Précisions de Giuseppe Nardi. Sa nomination à la tête d’un des plus importants diocèses italiens n’a pas dû faire plaisir au Pape émérite. C’est lui l’éditeur de la collection de fascicules d’hommage à François « La théologie du pape François » , recueil d’essais de 11 théologiens progressistes dont certains s’étaient ouvertement dressés contre le magistère de Benoît XVI. Une initiative éditoriale d’un goût douteux, censée prouver la continuité entre le Pontificat de Benoît XVI et celui de François, qui s’était terminé piteusement dans l’affaire dite « Lettergate » (voir sur ce site: Dossier « Lettergate »): Dario Edoardo Viganò avait été contraint de démissionner de sa fonction de Préfet du Secrétariat pour la Communication après avoir manipulé une lettre du Pape émérite – bref après avoir commis un faux.

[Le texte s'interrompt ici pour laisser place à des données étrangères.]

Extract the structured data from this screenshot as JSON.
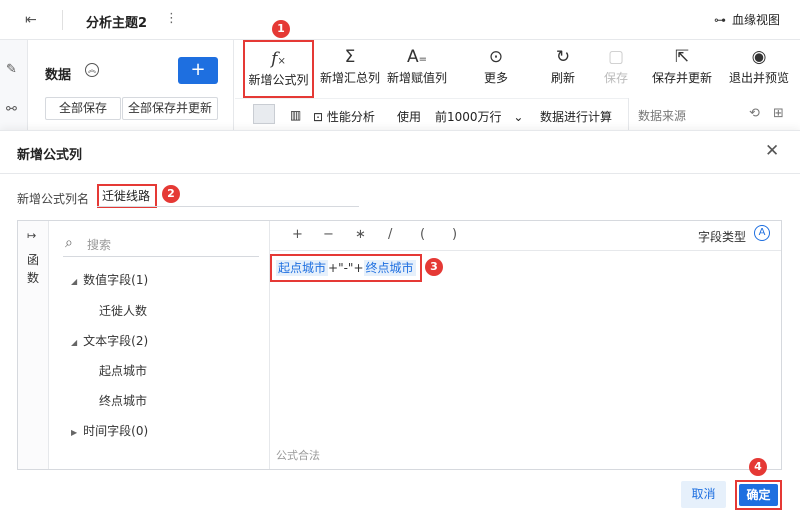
{
  "topbar": {
    "exit_icon": "exit-icon",
    "title": "分析主题2",
    "more_icon": "⋮",
    "lineage": "血缘视图"
  },
  "datapanel": {
    "label": "数据",
    "save_all": "全部保存",
    "save_all_update": "全部保存并更新"
  },
  "toolbar": [
    {
      "name": "new-formula-column",
      "label": "新增公式列",
      "icon": "fx"
    },
    {
      "name": "new-summary-column",
      "label": "新增汇总列",
      "icon": "Σ"
    },
    {
      "name": "new-assign-column",
      "label": "新增赋值列",
      "icon": "A="
    },
    {
      "name": "more",
      "label": "更多",
      "icon": "⋯"
    },
    {
      "name": "refresh",
      "label": "刷新",
      "icon": "↻"
    },
    {
      "name": "save",
      "label": "保存",
      "icon": "save"
    },
    {
      "name": "save-update",
      "label": "保存并更新",
      "icon": "save-update"
    },
    {
      "name": "exit-preview",
      "label": "退出并预览",
      "icon": "eye"
    }
  ],
  "subbar": {
    "perf": "性能分析",
    "use": "使用",
    "rows": "前1000万行",
    "calc": "数据进行计算",
    "datasource": "数据来源"
  },
  "dialog": {
    "title": "新增公式列",
    "name_label": "新增公式列名",
    "name_value": "迁徙线路",
    "rail_text": "函数",
    "search_placeholder": "搜索",
    "tree": {
      "numeric": "数值字段(1)",
      "numeric_item": "迁徙人数",
      "text": "文本字段(2)",
      "text_item1": "起点城市",
      "text_item2": "终点城市",
      "time": "时间字段(0)"
    },
    "ops": [
      "+",
      "−",
      "∗",
      "/",
      "(",
      ")"
    ],
    "field_type": "字段类型",
    "formula": {
      "part1": "起点城市",
      "mid": "+\"-\"+",
      "part2": "终点城市"
    },
    "valid": "公式合法",
    "cancel": "取消",
    "ok": "确定"
  },
  "callouts": [
    "1",
    "2",
    "3",
    "4"
  ]
}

Mgr Roberto Repole, apologiste de la « théologie du pape François », a été nommé nouvel archevêque de Turin.

L’éditeur de la « Théologie du pape François » devient le nouvel archevêque de Turin

Giuseppe Nardi, 23 février 2022
https://katholisches.info/2022/02/23/herausgeber-der-theologie-von-papst-franziskus-wird-neuer-erzbischof-von-turin/

(Rome) Le 19 février, le pape François a nommé un nouvel archevêque de Turin, un diocèse au passé catholique important, mais aussi ambigu ; lieu de conservation du Saint-Suaire de Jésus et église locale avec quelques problèmes. Depuis le 19e siècle, le siège d’archevêque était lié à la dignité de cardinal. Une coutume à laquelle le pape François a mis fin. L’archevêque Cesare Nosiglia, que le pape Benoît XVI avait nommé à Turin en 2010 et que François a rendu émérite samedi, faisait partie, lors de toutes les nominations de cardinaux, de ceux qui étaient cités comme candidats dans les milieux de l’Eglise et des médias, mais qui n’ont jamais été pris en compte par François.

L’année dernière, l’archevêque de Curie Giacomo Morandi, alors secrétaire de la Congrégation pour la doctrine de la foi, avait été pressenti pour succéder au cardinal Nosiglia. François a finalement envoyé Morandi, « insuffisamment progressiste », dans le plus petit diocèse de Reggio Emilia-Guastalla. Pour l’archevêché de Turin, quatre fois plus grand, le chef de l’Eglise a opté pour un « outsider » plus proche de lui, comme l’a souligné le quotidien La Repubblica.

Le nouvel archevêque de Turin et conservateur pontifical du Saint-Suaire s’appelle Mgr Roberto Repole. François l’a également nommé évêque de Suse. Les deux diocèses seront à l’avenir administrés conjointement. Avec 227 diocèses, l’Italie dispose d’une forte densité d’évêchés. Cela s’explique par des raisons historiques. Dans l’Antiquité, chaque ville de l’Empire romain était le siège d’un évêque. Leur nombre serait encore plus important aujourd’hui s’il n’y avait pas eu au fil du temps une série de regroupements, reconnaissables à leurs noms doubles ou triples. La plupart du temps, ils n’indiquent pas le transfert du siège épiscopal d’une ville à une autre du même diocèse, mais la réunion d’évêchés jusqu’alors indépendants. Mgr Repole ou ses successeurs devraient à l’avenir diriger un archevêché de Turin-Susa.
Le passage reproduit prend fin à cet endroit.